Fix a few countings (steps / epochs) in trainer_tf.py (#7175)

2020-09-18 15:28:56 +02:00 · 2020-09-18 15:28:56 +02:00 · 3a03bab9db
parent ee9eae4e06
commit 3a03bab9db
1 changed files with 53 additions and 25 deletions
--- a/src/transformers/trainer_tf.py
+++ b/src/transformers/trainer_tf.py
@ -478,43 +478,58 @@ class TFTrainer:

        self.gradient_accumulator.reset()

+        num_update_steps_per_epoch = self.num_train_examples / self.total_train_batch_size
+
+        # In fact, ``self.args.dataloader_drop_last`` has no effect in `trainer_tf.py`, because
+        # the dataset is repeated before being batched.
+        # It has the effect only when TPU is used which requires explicit tensor shape in order to make
+        # the gradient accumulation implementation work.
+        approx = math.floor if self.args.dataloader_drop_last else math.ceil
+        num_update_steps_per_epoch = approx(num_update_steps_per_epoch)
+
+        # At least one update for each epoch.
+        num_update_steps_per_epoch = max(num_update_steps_per_epoch, 1)
+        self.steps_per_epoch = num_update_steps_per_epoch
+
        if self.args.max_steps > 0:
            t_total = self.args.max_steps
-            self.steps_per_epoch = self.args.max_steps
+            epochs = (self.args.max_steps // self.steps_per_epoch) + int(
+                self.args.max_steps % self.steps_per_epoch > 0
+            )
        else:
-            approx = math.floor if self.args.dataloader_drop_last else math.ceil
-            self.steps_per_epoch = approx(self.num_train_examples / self.total_train_batch_size)
            t_total = self.steps_per_epoch * self.args.num_train_epochs
+            epochs = self.args.num_train_epochs
+
+        # Since ``self.args.num_train_epochs`` can be `float`, we make ``epochs`` be a `float` always.
+        epochs = float(epochs)

        with self.args.strategy.scope():
            self.create_optimizer_and_scheduler(num_training_steps=t_total)
-            iterations = self.optimizer.iterations
-            self.global_step = iterations.numpy()
            folder = os.path.join(self.args.output_dir, PREFIX_CHECKPOINT_DIR)
            ckpt = tf.train.Checkpoint(optimizer=self.optimizer, model=self.model)
            self.model.ckpt_manager = tf.train.CheckpointManager(ckpt, folder, max_to_keep=self.args.save_total_limit)
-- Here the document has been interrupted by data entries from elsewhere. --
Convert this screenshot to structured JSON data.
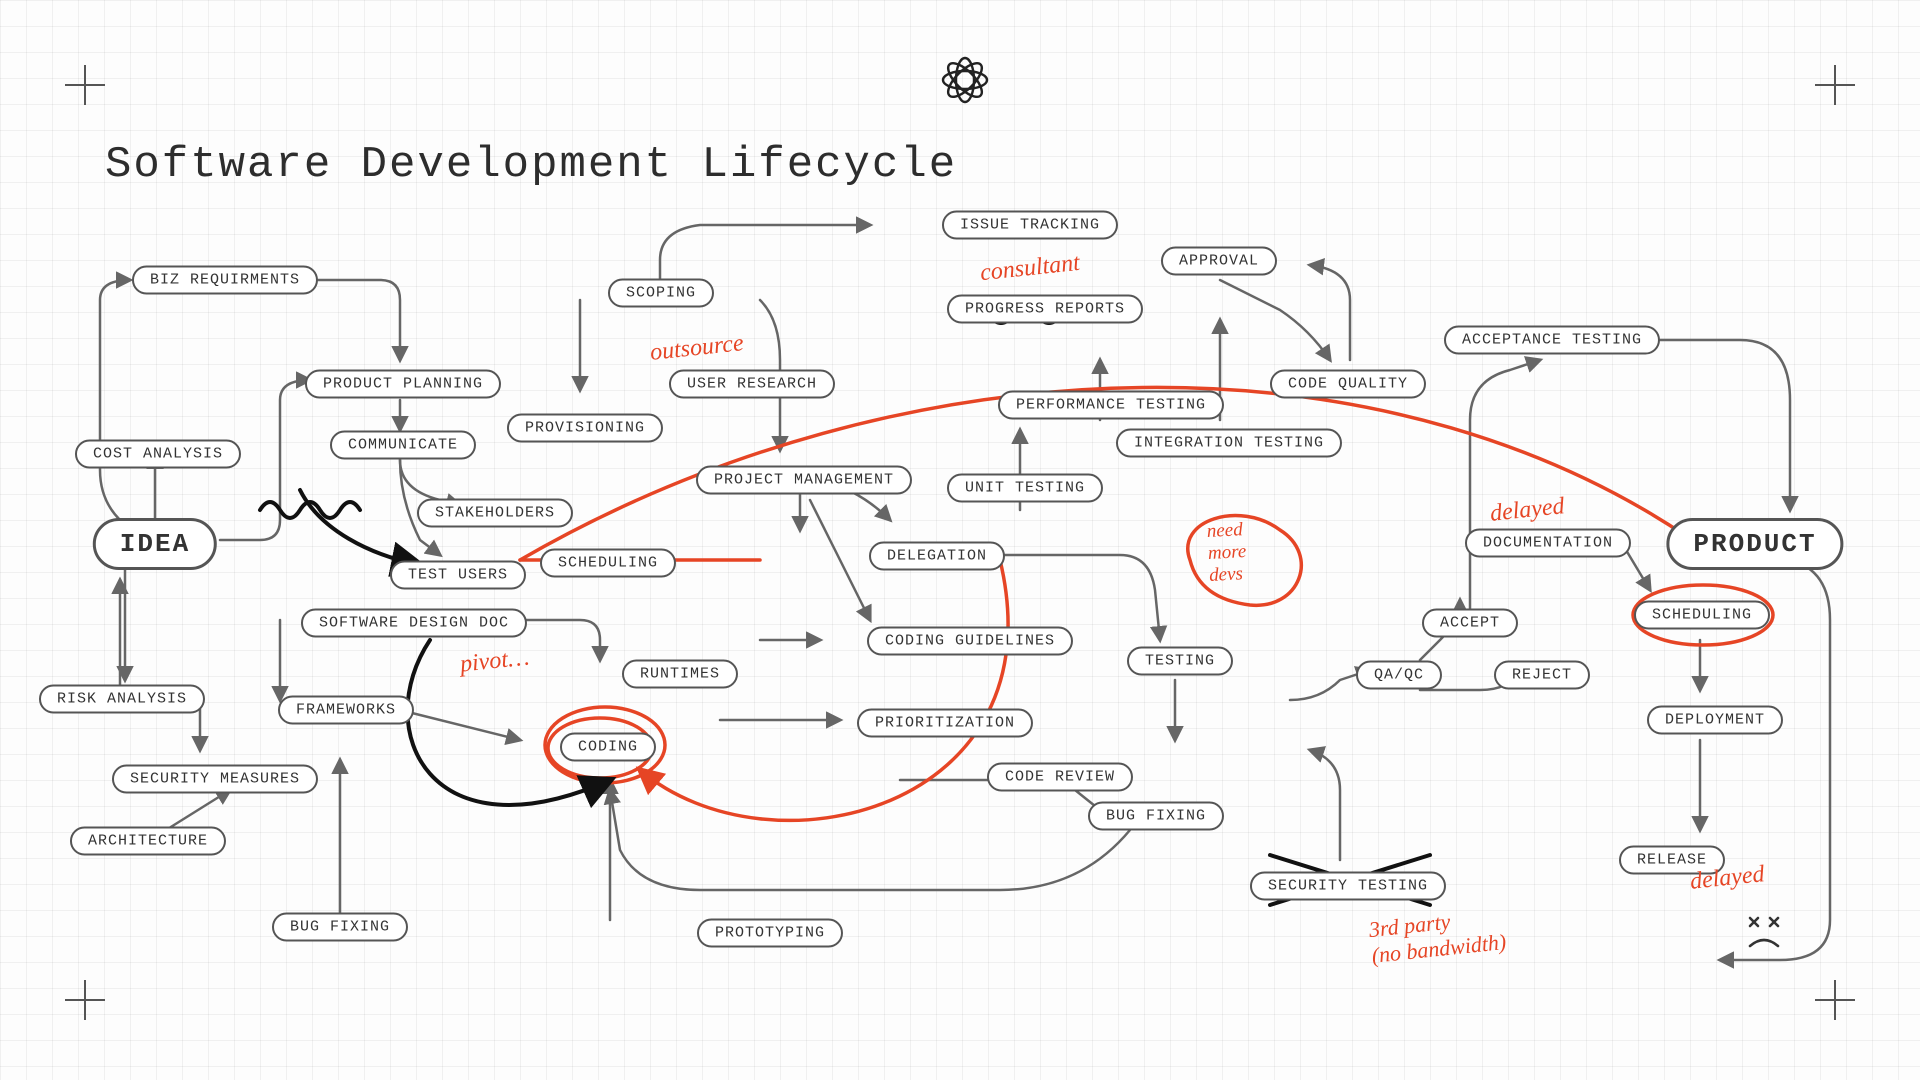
{
  "title": "Software Development Lifecycle",
  "annotations": {
    "consultant": "consultant",
    "outsource": "outsource",
    "pivot": "pivot…",
    "need_devs": "need\nmore\ndevs",
    "delayed_doc": "delayed",
    "delayed_rel": "delayed",
    "third_party": "3rd party\n(no bandwidth)"
  },
  "nodes": {
    "idea": "IDEA",
    "product": "PRODUCT",
    "biz_req": "BIZ REQUIRMENTS",
    "cost": "COST ANALYSIS",
    "risk": "RISK ANALYSIS",
    "security_meas": "SECURITY MEASURES",
    "architecture": "ARCHITECTURE",
    "product_plan": "PRODUCT PLANNING",
    "communicate": "COMMUNICATE",
    "stakeholders": "STAKEHOLDERS",
    "test_users": "TEST USERS",
    "sw_design": "SOFTWARE DESIGN DOC",
    "frameworks": "FRAMEWORKS",
    "bug_fixing_l": "BUG FIXING",
    "scoping": "SCOPING",
    "provisioning": "PROVISIONING",
    "user_research": "USER RESEARCH",
    "scheduling_l": "SCHEDULING",
    "project_mgmt": "PROJECT MANAGEMENT",
    "runtimes": "RUNTIMES",
    "coding": "CODING",
    "prototyping": "PROTOTYPING",
    "issue_track": "ISSUE TRACKING",
    "progress_rep": "PROGRESS REPORTS",
    "delegation": "DELEGATION",
    "unit_test": "UNIT TESTING",
    "coding_guide": "CODING GUIDELINES",
    "prioritization": "PRIORITIZATION",
    "code_review": "CODE REVIEW",
    "perf_test": "PERFORMANCE TESTING",
    "int_test": "INTEGRATION TESTING",
    "testing": "TESTING",
    "bug_fixing_r": "BUG FIXING",
    "sec_test": "SECURITY TESTING",
    "approval": "APPROVAL",
    "code_quality": "CODE QUALITY",
    "qaqc": "QA/QC",
    "accept": "ACCEPT",
    "reject": "REJECT",
    "accept_test": "ACCEPTANCE TESTING",
    "documentation": "DOCUMENTATION",
    "scheduling_r": "SCHEDULING",
    "deployment": "DEPLOYMENT",
    "release": "RELEASE"
  }
}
+            iterations = self.optimizer.iterations
+            epochs_trained = 0
+            steps_trained_in_current_epoch = 0
            if self.model.ckpt_manager.latest_checkpoint:
-                epochs_trained = self.global_step // (self.num_train_examples // self.args.gradient_accumulation_steps)
-                steps_trained_in_current_epoch = self.global_step % (
-                    self.num_train_examples // self.args.gradient_accumulation_steps
+
+                logger.info(
+                    "Checkpoint file %s found and restoring from checkpoint", self.model.ckpt_manager.latest_checkpoint
                )
+                ckpt.restore(self.model.ckpt_manager.latest_checkpoint).expect_partial()
+
+                self.global_step = iterations.numpy()
+
+                epochs_trained = self.global_step // self.steps_per_epoch
+                steps_trained_in_current_epoch = self.global_step % self.steps_per_epoch

                logger.info("  Continuing training from checkpoint, will skip to saved global_step")
                logger.info("  Continuing training from epoch %d", epochs_trained)
                logger.info("  Continuing training from global step %d", self.global_step)
                logger.info("  Will skip the first %d steps in the first epoch", steps_trained_in_current_epoch)
-                logger.info(
-                    "Checkpoint file %s found and restoring from checkpoint", self.model.ckpt_manager.latest_checkpoint
-                )

-                ckpt.restore(self.model.ckpt_manager.latest_checkpoint).expect_partial()
-            else:
-                epochs_trained = 1
-
-            tf.summary.experimental.set_step(iterations)
-
-            epochs = 1 if self.args.max_steps > 0 else self.args.num_train_epochs
+            tf.summary.experimental.set_step(self.global_step)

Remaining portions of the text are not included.